The fall in the rupee, which hit record lows in late August and is down about 11 percent so far this year, has forced some small steel companies to rethink or delay coal purchases, importers and brokers say.
Every one rupee fall in the Indian currency compared with the dollar raises SAIL's costs by 1.5 billion rupees per year, Chairman C.S. Verma said. SAIL spent more than 135 billion rupees on coal in the last fiscal year.
"I can't remain insulated from the volatility in the rupee," Verma said. "But if I have to run my steel company, I'll have to import. There's no coal available in India of the type we need."
About two-thirds of SAIL's coal requirement comes from Australia, with the rest coming from the United States, said Verma, who is also the head of NMDC Ltd , India's largest iron ore producer.
SAIL, NMDC, Coal India Ltd and power company NTPC Ltd are part of a joint venture called International Coal Ventures Private Ltd (ICVL), which has been scouting for coal mines abroad to secure India's coal needs.

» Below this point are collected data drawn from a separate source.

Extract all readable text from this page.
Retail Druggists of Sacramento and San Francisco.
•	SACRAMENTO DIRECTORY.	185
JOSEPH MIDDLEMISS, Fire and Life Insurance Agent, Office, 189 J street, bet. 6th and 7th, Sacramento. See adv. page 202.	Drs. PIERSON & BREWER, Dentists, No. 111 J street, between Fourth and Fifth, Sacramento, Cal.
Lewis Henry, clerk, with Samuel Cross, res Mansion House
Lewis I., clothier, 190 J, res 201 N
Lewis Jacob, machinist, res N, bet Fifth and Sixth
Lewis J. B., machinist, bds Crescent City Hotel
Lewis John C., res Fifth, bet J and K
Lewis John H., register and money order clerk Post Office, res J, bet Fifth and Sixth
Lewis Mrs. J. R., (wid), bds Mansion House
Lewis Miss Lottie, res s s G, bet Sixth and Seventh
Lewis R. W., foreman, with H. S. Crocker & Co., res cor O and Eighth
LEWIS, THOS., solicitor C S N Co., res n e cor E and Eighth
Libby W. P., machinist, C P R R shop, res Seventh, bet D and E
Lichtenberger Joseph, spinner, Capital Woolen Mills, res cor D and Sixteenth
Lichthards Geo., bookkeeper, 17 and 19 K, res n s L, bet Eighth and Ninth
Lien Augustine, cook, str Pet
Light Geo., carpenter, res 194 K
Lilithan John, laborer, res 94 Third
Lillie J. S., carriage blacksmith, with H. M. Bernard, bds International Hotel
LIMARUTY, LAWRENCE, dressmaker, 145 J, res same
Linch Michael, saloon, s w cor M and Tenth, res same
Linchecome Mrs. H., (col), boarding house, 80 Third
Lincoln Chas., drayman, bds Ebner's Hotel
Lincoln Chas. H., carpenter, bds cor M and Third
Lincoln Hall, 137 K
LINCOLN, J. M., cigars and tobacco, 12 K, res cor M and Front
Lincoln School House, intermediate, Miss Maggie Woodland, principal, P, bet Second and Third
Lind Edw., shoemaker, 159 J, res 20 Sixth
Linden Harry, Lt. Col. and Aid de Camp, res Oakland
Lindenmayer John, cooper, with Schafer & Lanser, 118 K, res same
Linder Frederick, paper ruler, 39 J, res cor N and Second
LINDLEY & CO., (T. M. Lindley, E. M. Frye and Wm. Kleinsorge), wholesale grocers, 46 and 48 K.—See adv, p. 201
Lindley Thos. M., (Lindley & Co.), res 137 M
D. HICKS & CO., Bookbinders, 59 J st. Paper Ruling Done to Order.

"We're carrying out due diligence of some properties," said Verma, who is also chairman of ICVL. A delegation of ICVL would visit Poland to know more about coal reserves there, he added.
Like SAIL, India's third-largest steel company JSW Steel Ltd depends on imports for coal and has been passing on to customers the higher imports costs caused by a weak rupee.
"The impact of rupee depreciation will get more than offset by way of higher realisations as (our) domestic steel prices are linked to landed cost of imports," JSW Steel Joint Managing Director Seshagiri Rao told Reuters in an email.